Stanowisko UKNF dot. prawidłowego wykorzystania w sektorze finansowym rozwiązań w zakresie nawiązywania stosunków gospodarczych bez fizycznej obecności klienta

KNF has released a list of their view on best practices for fulfilling the requirements (by institutions) that stem from the Law from 1 March 2018 on anti-money laundering and combating the financing of terrorism, especially when:
– business relations with new counterparties commence without the physical presence of the client
– activities are outsourced to third parties
– introducing internal control and risk management when security measures towards the client takes place remotely
Currently it is required for institutions to perform KYC processes on a new client, which includes a background check on potential AML and CFT topics. To perform this, the institution requires an identification document (or documents). The institution is required to introduce thorough, complete, and adequate internal procedures to capture potential risks accordingly. It is also encouraged to address the issues on an individual level if the client requires additional background checks due to insufficient information or limited availability of resources.
All institutions are required to create and update internal procedures for commencing business activities with new clients where the client is not physically present. These procedures must contain at least:
– a description of how information is gathered, verified, and registered during the entire process of remote business relations commencement
– a description of situations where such remote business relations commencement is allowed, including all the risks associated with it (e.g. cross-border and regional risk, product risk, transaction risks)
– remote onboarding possibilities, with all associated risks
– a description of which activities will be fully automated and which will require an employee’s monitoring
– all means to ensure that the very first transaction with the client will only take place after all the business safety checks have been performed
– internal trainings offered to staff in order to raise awareness of remote business activities
The implementation, maintenance and updating of the procedures is AMLRO’s responsibility.
Before implementing the procedures of remote business relations commencement, it is necessary for an institution to assess at least the following risks associated with this:
– assessment of adequacy considering the completeness of the available documents and sources
– assessment of the overall impact on the institution’s risks: ML/FT, operational, reputational, jurisdictional
– assessment of available methods of risk mitigation
– availability of testing methodologies to assess financial risks
– clear rules to ensure that the proposed requirements are correctly implemented.
The institution is required at all times to be able to provide proof of the implemented measures to mitigate risk to a governing or supervisory body.
Constant monitoring of the implementation methods is also subject to procedure updates, which should at least include:
– description of activities taken to ensure the completeness, thoroughness and adequacy of the collected information whilst participating in business activities on a remote basis
– frequency of information screening
– description of situations where additional control and monitoring has been undertaken.
Client, authorized persons and end-beneficiary identification require at least to ensure that the provided documents are up to date, readable and accessible at any time. It is also necessary to decide which documents will be provided manually by the client, which will be automatically downloaded from the package provided by the client, and which have been collected using external sources.
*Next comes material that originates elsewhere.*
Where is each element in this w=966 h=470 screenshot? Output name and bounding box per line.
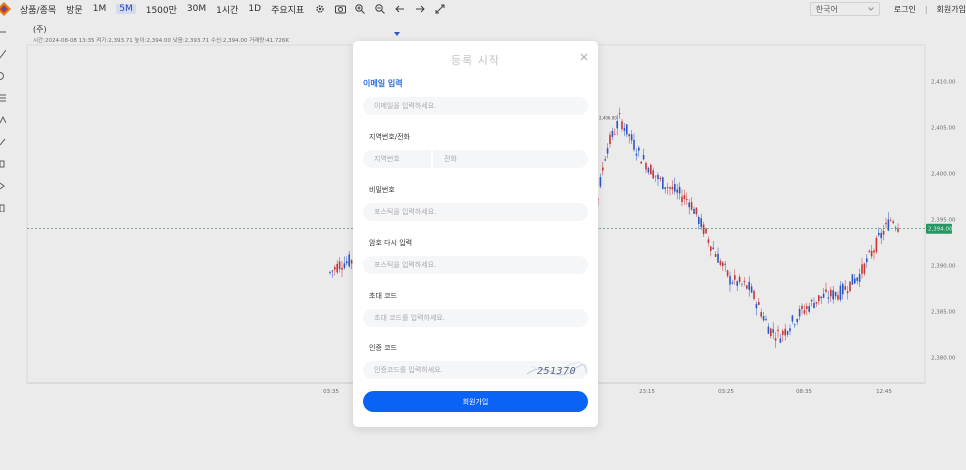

In case documents have not been submitted in an original form (but, e.g., a copy) it is necessary to ensure that the copy does not contain any manual alterations and is readable.
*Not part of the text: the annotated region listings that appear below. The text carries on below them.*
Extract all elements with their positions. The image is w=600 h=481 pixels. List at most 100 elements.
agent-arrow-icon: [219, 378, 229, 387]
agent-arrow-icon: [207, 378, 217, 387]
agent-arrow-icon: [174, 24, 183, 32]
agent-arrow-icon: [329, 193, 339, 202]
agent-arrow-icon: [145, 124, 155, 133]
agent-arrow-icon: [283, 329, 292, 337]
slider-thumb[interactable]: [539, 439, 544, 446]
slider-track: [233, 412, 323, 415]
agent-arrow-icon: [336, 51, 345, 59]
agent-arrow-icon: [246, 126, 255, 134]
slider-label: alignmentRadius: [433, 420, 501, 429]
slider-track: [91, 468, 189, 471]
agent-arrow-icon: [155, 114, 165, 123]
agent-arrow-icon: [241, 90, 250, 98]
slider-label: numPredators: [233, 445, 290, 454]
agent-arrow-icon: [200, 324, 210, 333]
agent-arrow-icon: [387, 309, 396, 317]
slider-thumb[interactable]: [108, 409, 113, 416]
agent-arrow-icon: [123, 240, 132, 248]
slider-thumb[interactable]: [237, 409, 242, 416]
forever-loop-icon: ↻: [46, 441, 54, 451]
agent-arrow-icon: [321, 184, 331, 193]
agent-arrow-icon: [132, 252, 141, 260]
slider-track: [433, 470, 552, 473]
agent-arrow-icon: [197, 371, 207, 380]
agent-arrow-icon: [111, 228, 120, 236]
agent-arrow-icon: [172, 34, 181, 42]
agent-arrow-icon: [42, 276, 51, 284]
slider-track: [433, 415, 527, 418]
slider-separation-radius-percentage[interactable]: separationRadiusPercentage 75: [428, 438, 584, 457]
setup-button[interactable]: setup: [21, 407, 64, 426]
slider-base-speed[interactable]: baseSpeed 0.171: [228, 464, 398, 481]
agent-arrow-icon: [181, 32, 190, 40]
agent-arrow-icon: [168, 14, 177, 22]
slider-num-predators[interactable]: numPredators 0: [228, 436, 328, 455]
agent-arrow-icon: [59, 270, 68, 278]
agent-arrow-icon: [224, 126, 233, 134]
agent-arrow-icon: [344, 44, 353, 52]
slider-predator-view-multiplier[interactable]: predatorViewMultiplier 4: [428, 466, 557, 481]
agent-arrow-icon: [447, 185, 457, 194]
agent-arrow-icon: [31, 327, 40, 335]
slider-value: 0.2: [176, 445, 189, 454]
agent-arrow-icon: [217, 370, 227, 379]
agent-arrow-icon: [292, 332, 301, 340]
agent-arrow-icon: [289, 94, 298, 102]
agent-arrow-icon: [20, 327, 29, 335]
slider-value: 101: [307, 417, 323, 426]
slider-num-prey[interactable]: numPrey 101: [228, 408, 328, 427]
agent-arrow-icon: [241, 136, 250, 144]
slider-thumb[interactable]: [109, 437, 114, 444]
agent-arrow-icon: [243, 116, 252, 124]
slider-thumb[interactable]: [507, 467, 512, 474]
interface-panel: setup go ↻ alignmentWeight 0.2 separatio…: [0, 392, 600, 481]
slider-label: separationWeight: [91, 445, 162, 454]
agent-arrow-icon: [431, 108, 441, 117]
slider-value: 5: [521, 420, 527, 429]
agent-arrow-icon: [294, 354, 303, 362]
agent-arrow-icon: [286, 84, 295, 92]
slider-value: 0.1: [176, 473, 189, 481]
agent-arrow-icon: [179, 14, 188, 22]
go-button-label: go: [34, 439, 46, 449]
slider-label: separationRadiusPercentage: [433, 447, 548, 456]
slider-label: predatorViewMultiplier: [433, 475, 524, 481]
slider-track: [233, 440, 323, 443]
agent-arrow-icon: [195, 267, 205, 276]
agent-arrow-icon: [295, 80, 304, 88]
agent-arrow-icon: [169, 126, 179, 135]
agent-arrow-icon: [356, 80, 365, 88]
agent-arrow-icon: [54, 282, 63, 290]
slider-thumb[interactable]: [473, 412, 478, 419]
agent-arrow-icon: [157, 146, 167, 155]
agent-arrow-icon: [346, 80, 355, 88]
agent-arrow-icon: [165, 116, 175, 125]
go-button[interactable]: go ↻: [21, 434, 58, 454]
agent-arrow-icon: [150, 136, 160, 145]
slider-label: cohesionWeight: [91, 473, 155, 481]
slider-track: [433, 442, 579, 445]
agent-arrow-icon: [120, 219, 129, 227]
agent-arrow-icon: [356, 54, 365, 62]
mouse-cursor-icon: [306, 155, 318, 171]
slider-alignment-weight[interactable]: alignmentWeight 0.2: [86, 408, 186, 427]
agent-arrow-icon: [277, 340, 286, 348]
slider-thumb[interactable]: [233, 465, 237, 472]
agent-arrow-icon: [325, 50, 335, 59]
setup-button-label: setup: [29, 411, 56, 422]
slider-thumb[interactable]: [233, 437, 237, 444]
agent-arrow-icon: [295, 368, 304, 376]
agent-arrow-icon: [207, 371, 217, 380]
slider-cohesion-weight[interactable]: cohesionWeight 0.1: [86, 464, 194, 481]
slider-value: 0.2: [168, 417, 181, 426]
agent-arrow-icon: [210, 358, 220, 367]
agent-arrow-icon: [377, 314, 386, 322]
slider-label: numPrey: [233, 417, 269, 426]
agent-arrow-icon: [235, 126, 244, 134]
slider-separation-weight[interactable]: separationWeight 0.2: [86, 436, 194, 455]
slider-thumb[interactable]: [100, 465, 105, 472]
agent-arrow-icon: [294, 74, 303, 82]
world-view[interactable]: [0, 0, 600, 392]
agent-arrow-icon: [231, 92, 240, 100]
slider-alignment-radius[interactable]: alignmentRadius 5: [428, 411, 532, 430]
For remote client verification where no institutional employee is involved, it is mandatory to consider at least the following:
– all photos and videos have been taken at the time of the verification in a bright space, with a high resolution tool
– verification that the client is performing the requested activities, which are spontaneously asked of during the session
– usage of strong algorithms to avoid fake photos
In case the ML/FT risk is higher, it is recommended to include additional checks:
– the first payment should be made to an institution supervised by the EEA or if it is in a third-country, the AML/CFT measures of that country should be at least equivalent to that specified in Directive (EU) 2015/849.
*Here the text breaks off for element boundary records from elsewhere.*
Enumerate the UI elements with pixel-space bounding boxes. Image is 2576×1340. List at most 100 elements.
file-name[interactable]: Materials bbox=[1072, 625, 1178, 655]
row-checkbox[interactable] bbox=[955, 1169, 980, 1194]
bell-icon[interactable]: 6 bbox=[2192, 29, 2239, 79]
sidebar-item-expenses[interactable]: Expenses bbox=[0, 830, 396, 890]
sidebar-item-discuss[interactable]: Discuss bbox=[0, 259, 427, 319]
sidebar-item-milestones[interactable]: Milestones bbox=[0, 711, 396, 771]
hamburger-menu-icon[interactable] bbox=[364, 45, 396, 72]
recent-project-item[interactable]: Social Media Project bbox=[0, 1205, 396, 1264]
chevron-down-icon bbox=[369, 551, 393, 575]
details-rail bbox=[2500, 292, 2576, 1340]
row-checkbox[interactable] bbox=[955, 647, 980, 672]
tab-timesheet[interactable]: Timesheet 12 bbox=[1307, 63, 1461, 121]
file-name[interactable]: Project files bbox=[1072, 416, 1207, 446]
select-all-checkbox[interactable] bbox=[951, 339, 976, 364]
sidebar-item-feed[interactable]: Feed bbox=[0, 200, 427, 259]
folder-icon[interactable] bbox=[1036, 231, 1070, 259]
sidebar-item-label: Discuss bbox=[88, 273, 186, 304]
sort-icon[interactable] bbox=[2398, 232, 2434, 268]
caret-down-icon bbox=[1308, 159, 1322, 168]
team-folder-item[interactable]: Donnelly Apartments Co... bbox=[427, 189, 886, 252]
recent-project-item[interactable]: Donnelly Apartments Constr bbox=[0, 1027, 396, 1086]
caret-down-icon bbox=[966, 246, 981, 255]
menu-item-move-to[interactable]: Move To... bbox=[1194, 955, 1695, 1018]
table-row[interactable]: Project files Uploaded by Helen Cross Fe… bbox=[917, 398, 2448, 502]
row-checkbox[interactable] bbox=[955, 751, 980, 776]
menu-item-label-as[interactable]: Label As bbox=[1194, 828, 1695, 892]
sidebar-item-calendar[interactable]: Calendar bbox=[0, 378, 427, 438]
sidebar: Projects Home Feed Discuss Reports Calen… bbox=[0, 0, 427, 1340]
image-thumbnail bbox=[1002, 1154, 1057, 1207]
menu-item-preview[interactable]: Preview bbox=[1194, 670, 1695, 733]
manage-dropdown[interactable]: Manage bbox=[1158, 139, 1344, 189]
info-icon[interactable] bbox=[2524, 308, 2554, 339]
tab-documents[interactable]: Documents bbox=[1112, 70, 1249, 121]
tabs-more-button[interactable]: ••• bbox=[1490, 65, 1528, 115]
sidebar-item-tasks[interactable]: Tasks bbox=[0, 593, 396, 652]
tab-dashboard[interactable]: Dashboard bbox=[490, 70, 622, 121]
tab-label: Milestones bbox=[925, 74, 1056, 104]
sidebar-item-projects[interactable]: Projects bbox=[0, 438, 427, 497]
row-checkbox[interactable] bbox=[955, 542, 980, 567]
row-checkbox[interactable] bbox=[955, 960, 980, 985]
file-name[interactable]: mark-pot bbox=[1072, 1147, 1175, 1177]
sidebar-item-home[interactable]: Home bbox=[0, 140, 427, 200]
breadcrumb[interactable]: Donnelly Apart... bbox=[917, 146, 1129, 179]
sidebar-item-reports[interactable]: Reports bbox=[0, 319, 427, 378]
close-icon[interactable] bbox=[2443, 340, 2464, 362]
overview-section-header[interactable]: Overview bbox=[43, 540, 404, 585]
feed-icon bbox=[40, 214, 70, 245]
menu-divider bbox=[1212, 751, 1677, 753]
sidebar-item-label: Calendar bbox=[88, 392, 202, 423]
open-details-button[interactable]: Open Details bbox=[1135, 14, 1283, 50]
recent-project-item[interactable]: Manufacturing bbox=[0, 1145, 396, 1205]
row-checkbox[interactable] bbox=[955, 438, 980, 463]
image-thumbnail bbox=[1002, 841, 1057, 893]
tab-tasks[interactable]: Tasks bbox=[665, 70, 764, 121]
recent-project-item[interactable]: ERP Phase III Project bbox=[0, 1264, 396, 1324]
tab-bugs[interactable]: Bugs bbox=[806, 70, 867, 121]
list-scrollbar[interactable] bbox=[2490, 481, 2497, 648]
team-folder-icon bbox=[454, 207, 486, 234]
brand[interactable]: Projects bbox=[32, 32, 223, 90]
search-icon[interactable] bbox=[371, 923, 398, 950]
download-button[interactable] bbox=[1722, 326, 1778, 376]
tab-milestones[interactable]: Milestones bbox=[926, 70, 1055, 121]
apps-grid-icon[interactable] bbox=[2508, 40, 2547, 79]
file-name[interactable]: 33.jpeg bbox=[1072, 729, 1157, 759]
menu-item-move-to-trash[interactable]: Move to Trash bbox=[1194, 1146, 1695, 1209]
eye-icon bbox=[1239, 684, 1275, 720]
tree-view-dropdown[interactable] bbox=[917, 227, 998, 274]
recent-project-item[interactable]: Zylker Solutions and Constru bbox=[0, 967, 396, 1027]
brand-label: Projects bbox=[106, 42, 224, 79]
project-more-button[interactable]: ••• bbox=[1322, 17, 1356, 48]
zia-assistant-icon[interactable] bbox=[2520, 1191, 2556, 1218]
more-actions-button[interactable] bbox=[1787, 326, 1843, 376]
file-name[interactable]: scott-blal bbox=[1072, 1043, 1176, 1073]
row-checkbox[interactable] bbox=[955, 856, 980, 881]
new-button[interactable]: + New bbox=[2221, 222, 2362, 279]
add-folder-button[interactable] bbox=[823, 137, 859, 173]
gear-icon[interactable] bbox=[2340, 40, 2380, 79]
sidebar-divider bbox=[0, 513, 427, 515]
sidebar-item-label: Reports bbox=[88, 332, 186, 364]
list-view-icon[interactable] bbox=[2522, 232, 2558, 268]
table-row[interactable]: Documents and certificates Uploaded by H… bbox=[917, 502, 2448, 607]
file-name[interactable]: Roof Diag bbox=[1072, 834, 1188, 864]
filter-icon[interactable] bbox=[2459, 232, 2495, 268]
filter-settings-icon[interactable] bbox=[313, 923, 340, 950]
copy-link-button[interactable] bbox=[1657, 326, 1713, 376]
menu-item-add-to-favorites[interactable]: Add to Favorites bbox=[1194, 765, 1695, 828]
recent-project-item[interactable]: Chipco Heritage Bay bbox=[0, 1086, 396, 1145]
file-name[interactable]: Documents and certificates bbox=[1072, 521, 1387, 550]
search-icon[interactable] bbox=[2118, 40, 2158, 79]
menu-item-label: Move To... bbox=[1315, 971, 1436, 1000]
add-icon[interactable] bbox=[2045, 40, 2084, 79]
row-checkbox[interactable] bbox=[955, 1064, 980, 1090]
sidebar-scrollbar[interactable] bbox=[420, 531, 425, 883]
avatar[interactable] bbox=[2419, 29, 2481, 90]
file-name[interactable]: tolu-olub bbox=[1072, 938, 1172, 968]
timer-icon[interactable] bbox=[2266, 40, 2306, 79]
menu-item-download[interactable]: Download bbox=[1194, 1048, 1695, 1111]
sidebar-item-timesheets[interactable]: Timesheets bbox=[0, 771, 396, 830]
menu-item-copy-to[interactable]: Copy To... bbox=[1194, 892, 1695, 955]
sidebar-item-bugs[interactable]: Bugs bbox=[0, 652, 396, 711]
– sending the client a one-time code during the process of remote verification
– accessing biometrical information, if available
– phone contact with the client
– direct correspondence with the client
If an institution is outsourcing remote verification to a third party, it is necessary to consider that:
– the final responsibility for completeness is within the institution, not the third party; this includes quality control and mitigation of potential conflict of interests
– putting a written contract between the institution and the third party in place
– risks associated with outsourcing the activities exist and they need to be addressed
– AMLRO should implement internal control and frequent quality checks on the outsourced activities
– a clearly outline which activities will be outsourced and which one will not must be put into place
– the third party should only be allowed to collect and store relevant documents and information on the client.